Костя полз даже с какой-то легкостью, хотя взмучиваемый свежий снег то и дело осыпал лицо, забивал рот, глаза, затруднял дыханье, и он успел подумать, что больно уж у них просто выходило, без сучка-задоринки; и в этот момент, будто случай только и ждал, чтоб о нем вспомнили, впереди ахнул взрыв, кровенистый отблеск полоснул по глазам, и Костя невольно вдавился в снег. Гахнул следом и второй — негромко, со знакомой протяжкой, и Костя догадался: они нарвались на минное поле, взрывались немецкие противопехотки — «консервные банки» с усиками, подпрыгивали, лопались в воздухе. И в оглушенности, еще не рассеявшейся в ушах, он разобрал приказ, переданный, верно, от майора Шиварева: всем передвигаться строго влево, выходить из поймы.

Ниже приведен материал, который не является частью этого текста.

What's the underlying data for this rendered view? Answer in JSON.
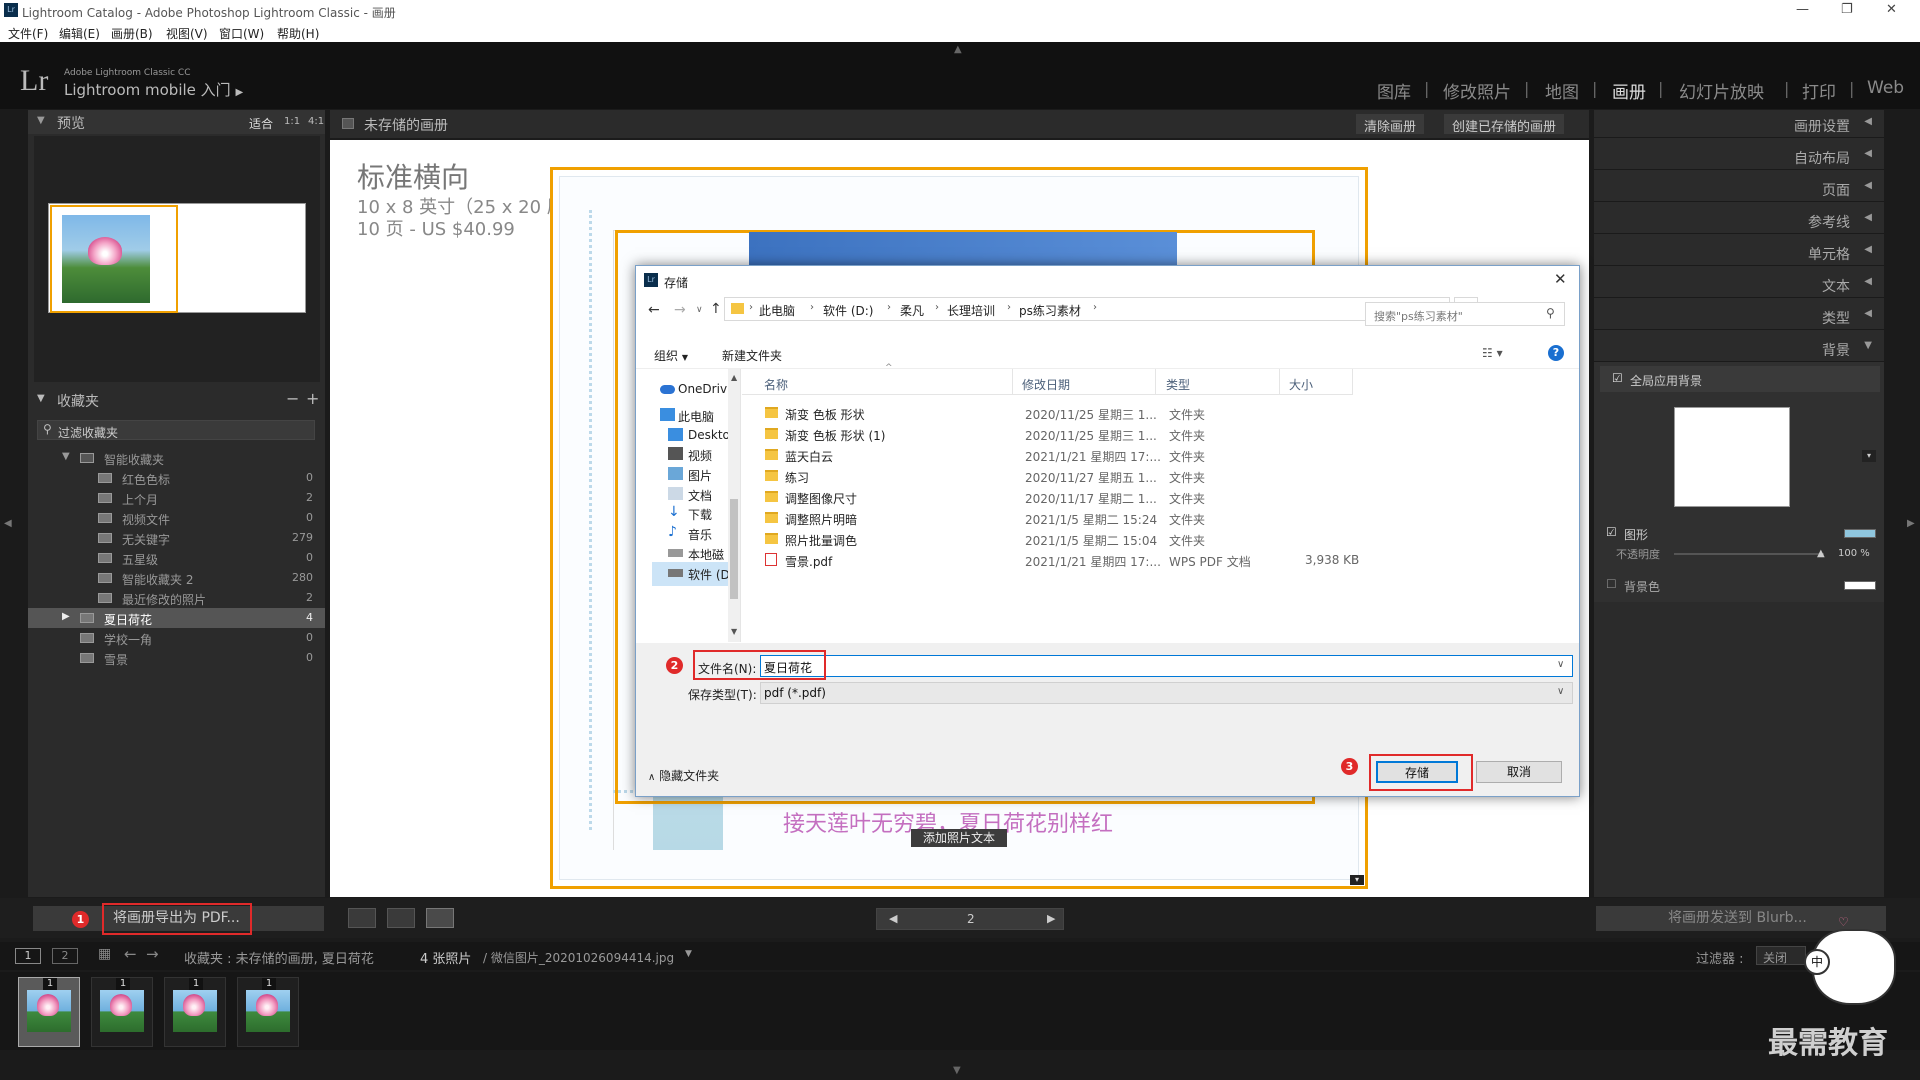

Должно, группа и повернула, опять ползла, и Костя подумал, уже утрачивая прежнее спокойствие: «Значит, Шиварев удумал прорываться вдоль поймы…» И вновь, будто в ответ на этот беспокойный его вывод, в неутихшей пулеметной и ружейной канонаде, возгоревшейся жарче, донеслись внахлестку хлопки выстрелов, прозудели снаряды, и там, позади, где только что лопались мины, загахали взрывы снарядов, и, взлетая, прорвавшись, голос Шиварева подстегнул: «Вста-ать! Всем броском из зоны обстрела — вперед!»
Костя рвался вперед, задыхаясь, увязая в рыхлом снегу, и беглые разрывы сзади, частые и беспрерывные, казалось, неотвратимо настигали, еще секунда — накроют, и — все, конец… Сквозь разрывы слух улавливал и канонаду боя уже совсем близко, и отрывочные команды Шиварева. Скорее не разбирая их, лишь догадываясь, что тот объяснял, требовал — пробиваться вдоль кромки поймы, перевозбужденным и распаленным сознанием Костя наконец понял: немцы заминировали пойму, должно, сразу после прорыва их группы в тыл, подтянули артиллерию, пристреляли минное поле, и, выходит, точно рассчитали — группа и нарвалась на «сюрприз». «Вот те и делай бенефис!.. — ядовито отозвалось в затылке у Кости шиваревское словечко. — И теперь еще бабка надвое сказала, что выйдет из этого решения Шиварева — прорываться по кромке. Пушки где-то совсем рядом, гляди, по всей глубине поймы пристрелялись, да и кромку ту, поди, тоже без внимания не оставили, а дале — ума много не надо — и заслон выставили! Славный, чё уж, мешок получается, — вяжи токо потуже…»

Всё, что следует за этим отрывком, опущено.